La justice et l’administration vont éventuellement enclencher des enquêtes pour rechercher des responsabilités connexes.
D’autres encore vont considérer qu’on en a fait trop ... ou pas assez.
Tout ce que l’on peut dire avec certitude, c’est que nul n’est à l’abri de recruter un professionnel, sans se douter des pulsions malsaines qui le rongent. Faut-il pour autant faire peser sur chaque adulte en contact direct avec des enfants un soupçon systématique ? Faut-il dorénavant que chacun exerce une surveillance sur ses collègues (masculins de préférence) ? Faut-il à l’avenir proscrire toute présence isolée d’un adulte avec des enfants ? Tout cela apparaît tout à fait déraisonnable.
Que faut-il donc faire, alors ? Peut-être, commencer par éviter la psychose collective, en rappelant que pour insupportable que soit cet évènement, il ne peut être généralisable aux 65 000 éducateurs spécialisés en fonction dans notre pays.

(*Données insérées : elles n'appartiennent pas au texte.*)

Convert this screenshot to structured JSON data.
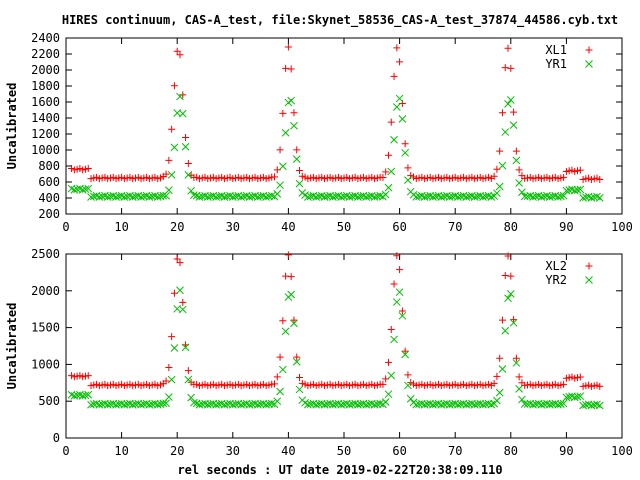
{
  "title": "HIRES continuum, CAS-A_test, file:Skynet_58536_CAS-A_test_37874_44586.cyb.txt",
  "xlabel": "rel seconds : UT date 2019-02-22T20:38:09.110",
  "colors": {
    "red": "#ff0000",
    "green": "#00c000"
  },
  "chart_data": [
    {
      "type": "scatter",
      "ylabel": "Uncalibrated",
      "xlim": [
        0,
        100
      ],
      "ylim": [
        200,
        2400
      ],
      "xticks": [
        0,
        10,
        20,
        30,
        40,
        50,
        60,
        70,
        80,
        90,
        100
      ],
      "yticks": [
        200,
        400,
        600,
        800,
        1000,
        1200,
        1400,
        1600,
        1800,
        2000,
        2200,
        2400
      ],
      "legend_position": "top-right",
      "series": [
        {
          "name": "XL1",
          "color": "#ff0000",
          "marker": "plus",
          "params": {
            "base_low": 760,
            "base_mid": 650,
            "base_end": 740,
            "peaks": [
              20.2,
              40.0,
              59.6,
              79.5
            ],
            "peak_height": 2280
          }
        },
        {
          "name": "YR1",
          "color": "#00c000",
          "marker": "cross",
          "params": {
            "base_low": 510,
            "base_mid": 420,
            "base_end": 500,
            "peaks": [
              20.5,
              40.3,
              59.9,
              79.8
            ],
            "peak_height": 1660
          }
        }
      ]
    },
    {
      "type": "scatter",
      "ylabel": "Uncalibrated",
      "xlim": [
        0,
        100
      ],
      "ylim": [
        0,
        2500
      ],
      "xticks": [
        0,
        10,
        20,
        30,
        40,
        50,
        60,
        70,
        80,
        90,
        100
      ],
      "yticks": [
        0,
        500,
        1000,
        1500,
        2000,
        2500
      ],
      "legend_position": "top-right",
      "series": [
        {
          "name": "XL2",
          "color": "#ff0000",
          "marker": "plus",
          "params": {
            "base_low": 840,
            "base_mid": 720,
            "base_end": 820,
            "peaks": [
              20.2,
              40.0,
              59.6,
              79.5
            ],
            "peak_height": 2480
          }
        },
        {
          "name": "YR2",
          "color": "#00c000",
          "marker": "cross",
          "params": {
            "base_low": 580,
            "base_mid": 460,
            "base_end": 560,
            "peaks": [
              20.5,
              40.3,
              59.9,
              79.8
            ],
            "peak_height": 2000
          }
        }
      ]
    }
  ]
}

Ensuite, mesurer que le risque zéro ne pourra jamais être atteint et que les mesures prises pour tenter d’y arriver peuvent parfois être encore pire.
Enfin, si les violences faites aux enfants doivent être combattues sous toutes leurs formes, sans aucunes hésitations, il en existe qui sont elles aussi destructrices, sans que cela n’émeuve grand monde : mineurs étrangers isolés laissés à l’abandon, manque de places de scolarisation pour certains enfants porteurs de handicap, délais d’attente à rallonge pour les mesures de soutien éducatif au risque de voir leur situation s’aggraver, parents avec enfants laissés à la rue par manque de solutions d’hébergement au 115 etc.
Dans tous les cas, à défaut de remplir la mission impossible de tout prévoir et tout prévenir à l’avance, être en capacité de réagir avec célérité et pertinence. Ce que l’ASE de Loire Atlantique et ses partenaires ont su mettre en œuvre dans cette affaire particulièrement glauque.
Au final, dans cette situation, les principales victimes restent ces enfants qui ont été confrontés une fois de plus à la violence adulte. On peut compter sur la bienveillance, l’empathie et la congruence des professionnels qui les entourent pour accompagner au mieux le nouveau traumatisme qu’ils viennent de subir.